Upon the death of his father on 15 August 1924, he succeeded as the 2nd Viscount Knollys, of Caversham, and 2nd Baron Knollys, of Caversham. The Viscounts Knollys are members of the prominent Knollys family (pronounced "Nohlz") and are descended in the senior male line from William Knollys, 1st Earl of Banbury.

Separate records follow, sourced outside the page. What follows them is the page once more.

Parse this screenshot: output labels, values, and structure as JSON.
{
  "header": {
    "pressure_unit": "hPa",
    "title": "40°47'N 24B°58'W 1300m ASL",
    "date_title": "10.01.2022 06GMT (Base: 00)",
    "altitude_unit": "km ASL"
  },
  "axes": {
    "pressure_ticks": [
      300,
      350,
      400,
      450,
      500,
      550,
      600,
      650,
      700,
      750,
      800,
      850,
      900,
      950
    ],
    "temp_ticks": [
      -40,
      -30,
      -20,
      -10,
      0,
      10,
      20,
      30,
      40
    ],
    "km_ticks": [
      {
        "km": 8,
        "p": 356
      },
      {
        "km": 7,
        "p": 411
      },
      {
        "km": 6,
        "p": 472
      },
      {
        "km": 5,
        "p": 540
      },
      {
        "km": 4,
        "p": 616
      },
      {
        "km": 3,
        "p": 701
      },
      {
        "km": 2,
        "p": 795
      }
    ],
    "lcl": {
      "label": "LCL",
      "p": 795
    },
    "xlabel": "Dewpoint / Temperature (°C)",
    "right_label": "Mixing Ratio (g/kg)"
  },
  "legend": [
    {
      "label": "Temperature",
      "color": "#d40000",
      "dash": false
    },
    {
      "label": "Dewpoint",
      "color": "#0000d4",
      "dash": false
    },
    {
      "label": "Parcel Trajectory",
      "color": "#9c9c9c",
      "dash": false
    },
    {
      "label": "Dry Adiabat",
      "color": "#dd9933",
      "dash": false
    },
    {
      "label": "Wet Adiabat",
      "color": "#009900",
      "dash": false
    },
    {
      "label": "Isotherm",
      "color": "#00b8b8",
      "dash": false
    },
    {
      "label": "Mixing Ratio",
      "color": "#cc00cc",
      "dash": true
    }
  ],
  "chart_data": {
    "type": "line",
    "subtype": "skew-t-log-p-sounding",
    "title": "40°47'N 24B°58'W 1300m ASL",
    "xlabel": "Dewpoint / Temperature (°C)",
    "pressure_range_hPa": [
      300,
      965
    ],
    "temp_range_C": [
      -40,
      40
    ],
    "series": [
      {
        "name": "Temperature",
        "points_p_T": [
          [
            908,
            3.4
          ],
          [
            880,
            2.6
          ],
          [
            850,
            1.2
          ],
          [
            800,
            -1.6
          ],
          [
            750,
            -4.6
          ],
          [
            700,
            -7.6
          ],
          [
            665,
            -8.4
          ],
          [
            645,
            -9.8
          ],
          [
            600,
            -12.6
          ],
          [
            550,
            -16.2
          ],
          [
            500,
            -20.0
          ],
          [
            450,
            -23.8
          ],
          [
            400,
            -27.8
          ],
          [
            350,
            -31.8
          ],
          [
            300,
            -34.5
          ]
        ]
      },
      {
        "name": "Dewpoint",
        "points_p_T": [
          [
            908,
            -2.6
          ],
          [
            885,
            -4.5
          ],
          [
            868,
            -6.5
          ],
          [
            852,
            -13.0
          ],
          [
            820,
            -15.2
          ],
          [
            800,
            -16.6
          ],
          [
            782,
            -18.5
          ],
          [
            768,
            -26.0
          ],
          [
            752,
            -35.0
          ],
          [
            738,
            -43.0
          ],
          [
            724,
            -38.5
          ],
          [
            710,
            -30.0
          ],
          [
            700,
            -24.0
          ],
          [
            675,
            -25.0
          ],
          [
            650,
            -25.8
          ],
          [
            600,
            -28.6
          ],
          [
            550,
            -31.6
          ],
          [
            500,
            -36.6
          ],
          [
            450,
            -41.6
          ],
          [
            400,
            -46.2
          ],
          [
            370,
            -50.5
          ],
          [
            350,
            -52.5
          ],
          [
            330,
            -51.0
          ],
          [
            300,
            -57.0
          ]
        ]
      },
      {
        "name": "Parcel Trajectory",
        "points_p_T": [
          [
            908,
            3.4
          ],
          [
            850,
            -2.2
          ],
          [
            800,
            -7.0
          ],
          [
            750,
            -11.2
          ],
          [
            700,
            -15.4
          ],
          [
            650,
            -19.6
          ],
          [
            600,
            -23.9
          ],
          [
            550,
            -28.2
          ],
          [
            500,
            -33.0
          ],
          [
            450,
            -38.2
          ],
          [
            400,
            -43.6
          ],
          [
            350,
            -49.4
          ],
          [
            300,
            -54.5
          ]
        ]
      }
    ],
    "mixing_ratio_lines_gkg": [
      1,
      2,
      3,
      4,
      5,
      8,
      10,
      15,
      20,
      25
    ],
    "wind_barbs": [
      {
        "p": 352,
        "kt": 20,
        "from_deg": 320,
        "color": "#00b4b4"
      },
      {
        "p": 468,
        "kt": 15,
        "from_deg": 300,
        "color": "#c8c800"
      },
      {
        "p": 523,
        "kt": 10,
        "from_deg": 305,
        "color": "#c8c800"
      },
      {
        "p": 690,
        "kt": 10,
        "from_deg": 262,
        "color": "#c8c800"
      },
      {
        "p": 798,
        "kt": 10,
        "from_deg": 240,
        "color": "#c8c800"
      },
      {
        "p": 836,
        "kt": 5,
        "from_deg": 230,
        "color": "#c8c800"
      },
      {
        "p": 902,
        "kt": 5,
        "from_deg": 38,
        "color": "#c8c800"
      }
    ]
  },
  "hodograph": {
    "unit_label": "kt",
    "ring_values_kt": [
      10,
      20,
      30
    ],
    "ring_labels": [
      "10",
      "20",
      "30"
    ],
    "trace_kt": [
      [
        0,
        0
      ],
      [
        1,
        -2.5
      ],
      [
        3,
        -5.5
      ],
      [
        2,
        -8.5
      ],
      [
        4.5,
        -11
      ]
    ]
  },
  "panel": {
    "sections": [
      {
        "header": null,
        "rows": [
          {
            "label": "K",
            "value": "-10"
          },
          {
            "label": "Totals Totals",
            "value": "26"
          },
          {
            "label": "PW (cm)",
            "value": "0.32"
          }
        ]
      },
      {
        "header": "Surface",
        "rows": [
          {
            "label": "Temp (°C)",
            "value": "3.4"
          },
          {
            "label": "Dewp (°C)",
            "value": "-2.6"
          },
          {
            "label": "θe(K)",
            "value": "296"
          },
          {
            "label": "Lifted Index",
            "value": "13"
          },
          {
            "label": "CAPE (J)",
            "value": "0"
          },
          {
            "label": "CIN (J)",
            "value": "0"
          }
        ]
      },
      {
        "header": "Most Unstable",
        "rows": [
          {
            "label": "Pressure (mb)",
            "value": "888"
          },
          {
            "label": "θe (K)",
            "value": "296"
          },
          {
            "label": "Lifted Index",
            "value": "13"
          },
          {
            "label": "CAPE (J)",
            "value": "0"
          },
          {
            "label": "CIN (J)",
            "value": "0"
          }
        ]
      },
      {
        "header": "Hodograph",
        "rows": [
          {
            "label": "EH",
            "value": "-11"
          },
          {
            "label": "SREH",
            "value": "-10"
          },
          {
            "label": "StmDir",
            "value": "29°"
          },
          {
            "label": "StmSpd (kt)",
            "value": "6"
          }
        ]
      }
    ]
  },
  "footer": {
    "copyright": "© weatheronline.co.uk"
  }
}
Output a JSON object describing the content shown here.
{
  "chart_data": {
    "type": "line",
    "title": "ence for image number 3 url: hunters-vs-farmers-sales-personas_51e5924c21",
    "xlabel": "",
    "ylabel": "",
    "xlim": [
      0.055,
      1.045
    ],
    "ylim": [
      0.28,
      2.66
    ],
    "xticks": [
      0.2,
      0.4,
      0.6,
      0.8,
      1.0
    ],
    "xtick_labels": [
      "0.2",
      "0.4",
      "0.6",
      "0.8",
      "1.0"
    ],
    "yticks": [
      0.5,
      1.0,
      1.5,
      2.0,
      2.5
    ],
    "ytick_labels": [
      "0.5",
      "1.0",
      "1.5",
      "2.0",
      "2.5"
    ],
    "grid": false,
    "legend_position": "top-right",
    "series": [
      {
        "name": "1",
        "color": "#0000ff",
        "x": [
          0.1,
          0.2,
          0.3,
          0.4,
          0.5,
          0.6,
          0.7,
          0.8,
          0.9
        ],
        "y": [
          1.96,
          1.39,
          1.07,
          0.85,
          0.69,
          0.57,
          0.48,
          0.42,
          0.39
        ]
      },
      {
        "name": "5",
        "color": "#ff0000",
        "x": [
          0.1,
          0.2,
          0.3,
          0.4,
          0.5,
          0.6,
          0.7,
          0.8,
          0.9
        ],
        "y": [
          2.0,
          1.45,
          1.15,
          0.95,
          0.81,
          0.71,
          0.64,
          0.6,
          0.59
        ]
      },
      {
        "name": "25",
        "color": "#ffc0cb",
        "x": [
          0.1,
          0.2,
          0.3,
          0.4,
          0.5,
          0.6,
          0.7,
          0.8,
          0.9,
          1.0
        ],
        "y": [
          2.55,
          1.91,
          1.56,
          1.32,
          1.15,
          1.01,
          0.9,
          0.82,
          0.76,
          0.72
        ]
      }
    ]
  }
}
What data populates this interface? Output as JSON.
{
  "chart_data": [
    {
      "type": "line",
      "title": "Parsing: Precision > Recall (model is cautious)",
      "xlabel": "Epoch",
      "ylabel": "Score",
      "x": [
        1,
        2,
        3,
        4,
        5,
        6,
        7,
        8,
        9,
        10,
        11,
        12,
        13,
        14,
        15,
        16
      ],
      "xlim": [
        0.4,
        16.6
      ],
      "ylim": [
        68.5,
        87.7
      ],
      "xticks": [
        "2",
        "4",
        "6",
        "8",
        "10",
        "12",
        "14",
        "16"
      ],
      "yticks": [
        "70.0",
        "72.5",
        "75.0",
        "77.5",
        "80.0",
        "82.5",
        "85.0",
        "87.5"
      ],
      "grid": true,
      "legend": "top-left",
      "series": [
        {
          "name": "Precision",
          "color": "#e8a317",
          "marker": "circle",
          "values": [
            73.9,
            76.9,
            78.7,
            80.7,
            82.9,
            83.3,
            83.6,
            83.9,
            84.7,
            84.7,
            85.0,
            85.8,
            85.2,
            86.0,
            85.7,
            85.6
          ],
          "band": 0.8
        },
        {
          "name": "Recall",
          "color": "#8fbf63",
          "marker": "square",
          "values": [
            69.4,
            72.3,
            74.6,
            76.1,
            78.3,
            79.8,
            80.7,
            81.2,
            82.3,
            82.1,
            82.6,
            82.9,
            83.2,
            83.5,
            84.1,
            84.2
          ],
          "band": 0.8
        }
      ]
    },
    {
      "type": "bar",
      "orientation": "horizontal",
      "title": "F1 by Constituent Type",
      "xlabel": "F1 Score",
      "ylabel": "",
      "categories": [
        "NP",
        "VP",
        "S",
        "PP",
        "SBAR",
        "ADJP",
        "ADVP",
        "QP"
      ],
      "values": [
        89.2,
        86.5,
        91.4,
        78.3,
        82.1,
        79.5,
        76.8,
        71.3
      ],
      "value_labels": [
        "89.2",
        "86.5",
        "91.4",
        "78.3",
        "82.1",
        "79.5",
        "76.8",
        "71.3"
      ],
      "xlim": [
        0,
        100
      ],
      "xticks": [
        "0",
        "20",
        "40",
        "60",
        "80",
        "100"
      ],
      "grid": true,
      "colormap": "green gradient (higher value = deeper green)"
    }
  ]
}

From 1941 to 1943, he served as the Governor and Commander-in-Chief of Bermuda, after which he served as chairman of the British Overseas Airways Corporation between 1943 and 1947. He was a director of Barclays Bank and was chairman of Vickers between 1956 and 1962, also serving as chairman of Employer's Liability Assurance Corporation in 1960.

===Awards and honours===
Lord Knollys was awarded the Croix de Guerre, the Distinguished Flying Cross, was appointed a Member of the Order of the British Empire and a Knight Commander of the Order of St Michael and St George in 1941 and Knight Grand Cross of the Order of St Michael and St George in 1952. He was awarded by the Netherlands with a Grand Officer in the Order of Orange-Nassau by Royal Decree no. 34 of 13 January 1947 ("in recognition of services to Netherlands interests during the war"). For this he retained British permission to accept and wear on 19 January 1948.

==Personal life==
On 11 October 1928, he was married to Margaret Mary Josephine Coats, daughter of Sir Stuart Coats, 2nd Baronet and Jane Muir Greenlees. Her brother, James Coats, married Lady Amy Gordon-Lennox (eldest daughter of Charles Gordon-Lennox, 8th Duke of Richmond). Together they were the parents of:

- Hon. Ardyne Mary Knollys (b. 1929), who married Ronald James Owen, son of James Richard Owen, in 1958.
- David Francis Dudley Knollys, 3rd Viscount Knollys (1931–2023), who married Hon. Sheelin Virginia Maxwell, daughter of Lt.-Col. Hon. Somerset Arthur Maxwell (heir apparent to Arthur Maxwell, 11th Baron Farnham) and Angela Susan Roberts, in 1959.

Lord Knollys died at a nursing home in London on 3 December 1966. He was succeeded in his titles by his only son, David.